Before 2010, the nightlife in Japan thrived even with the law in place as the police never really bothered implementing the ban. The law permitted dancing in some clubs and that too until midnight. Nevertheless, the nightclubs kept on violating the rule, but that changed in 2010.
Strict Implementation of the Law In 2010
After a series of suspected drug scandals and the sad death of a young Japanese student at a nightclub in Osaka, the Japanese police initiated a strict crackdown on the clubs violating this law. This wave of raids was carried out in lieu of implementing the old law that was there in the books since 1948 but unfortunately, was never followed strictly.
Numerous clubs and dancing venues were closed down due to this new act by the Japanese police. As most of the people were baffled by this newfound implementation, the club owners were also in the same boat. The dance scene and nightlife in the country’s capital suffered a great blow, with numerous big clubs being shut down over violation.
The implementation of the ban drew huge criticism from the music industry as they feared that the industry would flop.
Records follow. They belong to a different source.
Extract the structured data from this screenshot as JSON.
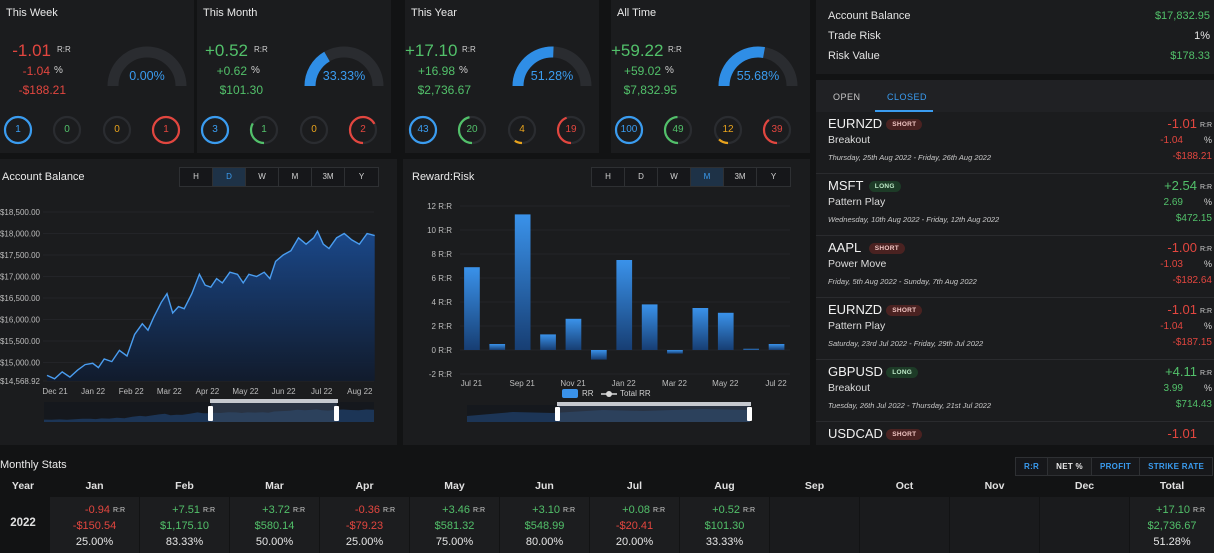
{
  "cards": [
    {
      "title": "This Week",
      "rr": "-1.01",
      "rr_unit": "R:R",
      "pct": "-1.04",
      "pct_unit": "%",
      "money": "-$188.21",
      "gauge_label": "0.00%",
      "gauge_fraction": 0.0,
      "sign": "neg",
      "rings": [
        {
          "value": "1",
          "color": "#3a9cf0",
          "fraction": 1.0
        },
        {
          "value": "0",
          "color": "#52c06a",
          "fraction": 0.0
        },
        {
          "value": "0",
          "color": "#e8a31d",
          "fraction": 0.0
        },
        {
          "value": "1",
          "color": "#e2463f",
          "fraction": 1.0
        }
      ]
    },
    {
      "title": "This Month",
      "rr": "+0.52",
      "rr_unit": "R:R",
      "pct": "+0.62",
      "pct_unit": "%",
      "money": "$101.30",
      "gauge_label": "33.33%",
      "gauge_fraction": 0.3333,
      "sign": "pos",
      "rings": [
        {
          "value": "3",
          "color": "#3a9cf0",
          "fraction": 1.0
        },
        {
          "value": "1",
          "color": "#52c06a",
          "fraction": 0.333
        },
        {
          "value": "0",
          "color": "#e8a31d",
          "fraction": 0.0
        },
        {
          "value": "2",
          "color": "#e2463f",
          "fraction": 0.667
        }
      ]
    },
    {
      "title": "This Year",
      "rr": "+17.10",
      "rr_unit": "R:R",
      "pct": "+16.98",
      "pct_unit": "%",
      "money": "$2,736.67",
      "gauge_label": "51.28%",
      "gauge_fraction": 0.5128,
      "sign": "pos",
      "rings": [
        {
          "value": "43",
          "color": "#3a9cf0",
          "fraction": 1.0
        },
        {
          "value": "20",
          "color": "#52c06a",
          "fraction": 0.465
        },
        {
          "value": "4",
          "color": "#e8a31d",
          "fraction": 0.093
        },
        {
          "value": "19",
          "color": "#e2463f",
          "fraction": 0.442
        }
      ]
    },
    {
      "title": "All Time",
      "rr": "+59.22",
      "rr_unit": "R:R",
      "pct": "+59.02",
      "pct_unit": "%",
      "money": "$7,832.95",
      "gauge_label": "55.68%",
      "gauge_fraction": 0.5568,
      "sign": "pos",
      "rings": [
        {
          "value": "100",
          "color": "#3a9cf0",
          "fraction": 1.0
        },
        {
          "value": "49",
          "color": "#52c06a",
          "fraction": 0.49
        },
        {
          "value": "12",
          "color": "#e8a31d",
          "fraction": 0.12
        },
        {
          "value": "39",
          "color": "#e2463f",
          "fraction": 0.39
        }
      ]
    }
  ],
  "account": {
    "balance_label": "Account Balance",
    "balance_value": "$17,832.95",
    "risk_label": "Trade Risk",
    "risk_value": "1%",
    "riskval_label": "Risk Value",
    "riskval_value": "$178.33"
  },
  "trades_panel": {
    "tabs": [
      {
        "label": "OPEN",
        "active": false
      },
      {
        "label": "CLOSED",
        "active": true
      }
    ],
    "trades": [
      {
        "symbol": "EURNZD",
        "side": "SHORT",
        "strategy": "Breakout",
        "dates": "Thursday, 25th Aug 2022 - Friday, 26th Aug 2022",
        "rr": "-1.01",
        "rr_unit": "R:R",
        "pct": "-1.04",
        "pct_unit": "%",
        "money": "-$188.21",
        "sign": "neg"
      },
      {
        "symbol": "MSFT",
        "side": "LONG",
        "strategy": "Pattern Play",
        "dates": "Wednesday, 10th Aug 2022 - Friday, 12th Aug 2022",
        "rr": "+2.54",
        "rr_unit": "R:R",
        "pct": "2.69",
        "pct_unit": "%",
        "money": "$472.15",
        "sign": "pos"
      },
      {
        "symbol": "AAPL",
        "side": "SHORT",
        "strategy": "Power Move",
        "dates": "Friday, 5th Aug 2022 - Sunday, 7th Aug 2022",
        "rr": "-1.00",
        "rr_unit": "R:R",
        "pct": "-1.03",
        "pct_unit": "%",
        "money": "-$182.64",
        "sign": "neg"
      },
      {
        "symbol": "EURNZD",
        "side": "SHORT",
        "strategy": "Pattern Play",
        "dates": "Saturday, 23rd Jul 2022 - Friday, 29th Jul 2022",
        "rr": "-1.01",
        "rr_unit": "R:R",
        "pct": "-1.04",
        "pct_unit": "%",
        "money": "-$187.15",
        "sign": "neg"
      },
      {
        "symbol": "GBPUSD",
        "side": "LONG",
        "strategy": "Breakout",
        "dates": "Tuesday, 26th Jul 2022 - Thursday, 21st Jul 2022",
        "rr": "+4.11",
        "rr_unit": "R:R",
        "pct": "3.99",
        "pct_unit": "%",
        "money": "$714.43",
        "sign": "pos"
      },
      {
        "symbol": "USDCAD",
        "side": "SHORT",
        "strategy": "",
        "dates": "",
        "rr": "-1.01",
        "rr_unit": "",
        "pct": "",
        "pct_unit": "",
        "money": "",
        "sign": "neg"
      }
    ]
  },
  "timeframes": [
    "H",
    "D",
    "W",
    "M",
    "3M",
    "Y"
  ],
  "chart_data": [
    {
      "type": "area",
      "title": "Account Balance",
      "active_timeframe": "D",
      "y_ticks": [
        "$18,500.00",
        "$18,000.00",
        "$17,500.00",
        "$17,000.00",
        "$16,500.00",
        "$16,000.00",
        "$15,500.00",
        "$15,000.00",
        "$14,568.92"
      ],
      "ylim": [
        14568.92,
        18500
      ],
      "x_ticks": [
        "Dec 21",
        "Jan 22",
        "Feb 22",
        "Mar 22",
        "Apr 22",
        "May 22",
        "Jun 22",
        "Jul 22",
        "Aug 22"
      ],
      "x": [
        0,
        0.2,
        0.4,
        0.6,
        0.8,
        1,
        1.2,
        1.35,
        1.5,
        1.7,
        1.9,
        2.1,
        2.3,
        2.5,
        2.65,
        2.8,
        3,
        3.15,
        3.3,
        3.45,
        3.6,
        3.8,
        4,
        4.15,
        4.3,
        4.45,
        4.6,
        4.8,
        5,
        5.15,
        5.3,
        5.5,
        5.7,
        5.85,
        6,
        6.2,
        6.4,
        6.6,
        6.8,
        7,
        7.1,
        7.25,
        7.4,
        7.6,
        7.8,
        8,
        8.2,
        8.4,
        8.6
      ],
      "values": [
        14700,
        14620,
        14780,
        14660,
        14820,
        14950,
        14980,
        14880,
        15080,
        15020,
        15280,
        15150,
        15650,
        15900,
        15750,
        16050,
        16400,
        16600,
        16150,
        16300,
        16250,
        16600,
        17050,
        16800,
        16750,
        16950,
        16850,
        17100,
        17050,
        16850,
        17050,
        17000,
        17100,
        16950,
        17350,
        17500,
        17600,
        17900,
        17750,
        17900,
        18050,
        17750,
        17650,
        17900,
        18000,
        17850,
        17750,
        18000,
        17950
      ]
    },
    {
      "type": "bar",
      "title": "Reward:Risk",
      "active_timeframe": "M",
      "y_ticks": [
        "12 R:R",
        "10 R:R",
        "8 R:R",
        "6 R:R",
        "4 R:R",
        "2 R:R",
        "0 R:R",
        "-2 R:R"
      ],
      "ylim": [
        -2,
        12
      ],
      "x_ticks": [
        "Jul 21",
        "Sep 21",
        "Nov 21",
        "Jan 22",
        "Mar 22",
        "May 22",
        "Jul 22"
      ],
      "legend": [
        "RR",
        "Total RR"
      ],
      "series": [
        {
          "name": "RR",
          "values": [
            6.9,
            0.5,
            11.3,
            1.3,
            2.6,
            -0.8,
            7.5,
            3.8,
            -0.3,
            3.5,
            3.1,
            0.1,
            0.5
          ]
        }
      ]
    }
  ],
  "monthly": {
    "title": "Monthly Stats",
    "modes": [
      {
        "label": "R:R",
        "active": false
      },
      {
        "label": "NET %",
        "active": true
      },
      {
        "label": "PROFIT",
        "active": false
      },
      {
        "label": "STRIKE RATE",
        "active": false
      }
    ],
    "headers": [
      "Year",
      "Jan",
      "Feb",
      "Mar",
      "Apr",
      "May",
      "Jun",
      "Jul",
      "Aug",
      "Sep",
      "Oct",
      "Nov",
      "Dec",
      "Total"
    ],
    "year": "2022",
    "rr_unit": "R:R",
    "cells": [
      {
        "rr": "-0.94",
        "money": "-$150.54",
        "pct": "25.00%",
        "sign": "neg"
      },
      {
        "rr": "+7.51",
        "money": "$1,175.10",
        "pct": "83.33%",
        "sign": "pos"
      },
      {
        "rr": "+3.72",
        "money": "$580.14",
        "pct": "50.00%",
        "sign": "pos"
      },
      {
        "rr": "-0.36",
        "money": "-$79.23",
        "pct": "25.00%",
        "sign": "neg"
      },
      {
        "rr": "+3.46",
        "money": "$581.32",
        "pct": "75.00%",
        "sign": "pos"
      },
      {
        "rr": "+3.10",
        "money": "$548.99",
        "pct": "80.00%",
        "sign": "pos"
      },
      {
        "rr": "+0.08",
        "money": "-$20.41",
        "pct": "20.00%",
        "sign": "mix"
      },
      {
        "rr": "+0.52",
        "money": "$101.30",
        "pct": "33.33%",
        "sign": "pos"
      },
      null,
      null,
      null,
      null,
      {
        "rr": "+17.10",
        "money": "$2,736.67",
        "pct": "51.28%",
        "sign": "pos"
      }
    ]
  }
}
However, a big name in the music industry of the country, Ryuichi Sakamoto, started a fierce campaign that resulted in the relaxation of this law. It was then when the things started to get a bit easier than they used to be when the law was implemented in 2010.
Relaxation of the Ban
The campaign against this outdated law regarding no dancing in Japan took a serious turn when it was able to secure more than 150,000 signatures from around the country. This happened in the year 2015 when some relaxation in the ban was legislated by Japan’s House of Councilors.
The relaxation in the ban came with certain conditions that the club owners and dancers were instructed to follow. The conditions included the following:
- Club owners were required to have proper permits to run their businesses. Without these permits, they shall not be allowed to host dance parties.
- The permits have to be obtained from the Nighttime Entertainment Restaurant Operations.
- It was made necessary that the dancing clubs should be made far away from the residential areas
- There should be a minimum level of lighting at the clubs to allow dancing. The government passed the rule that the clubs that want to obtain permits for dancing must have lighting brighter than 10 lux – which is equivalent to a fully lit cinema or theatre.
- The conditions also included that the clubs who failed to meet the lighting requirement will be raided and closed as per the previous law and shut down after midnight.
According to the Jiji Press, the actions for implementing this relaxation will be severe, and the police will have all the resources to act against the clubs operating without a permit. The provision also included that the clubs that want to operate for 24 hours are not supposed to serve alcohol after midnight.
It is also speculated that softening the ban and providing relaxations with certain conditions is partly due to the 2020 Olympics. It is claimed that the hoard of visitors and tourists the country will be receiving during the Olympics will have to be entertained. The nightlife and clubbing in the country were claimed to bring a lot of money and entertainment for the guests.
Sweden also stands in the line of Japan having a ban on public dancing and clubbing. However, the relaxations passed in Japan are considered to be the first step towards the complete annihilation of this law. The country’s nightlife lovers and people from the entertainment industry are furious over this ban and are looking forward to the time when this whole thing can end, and they could advance their careers from local clubs to big platforms.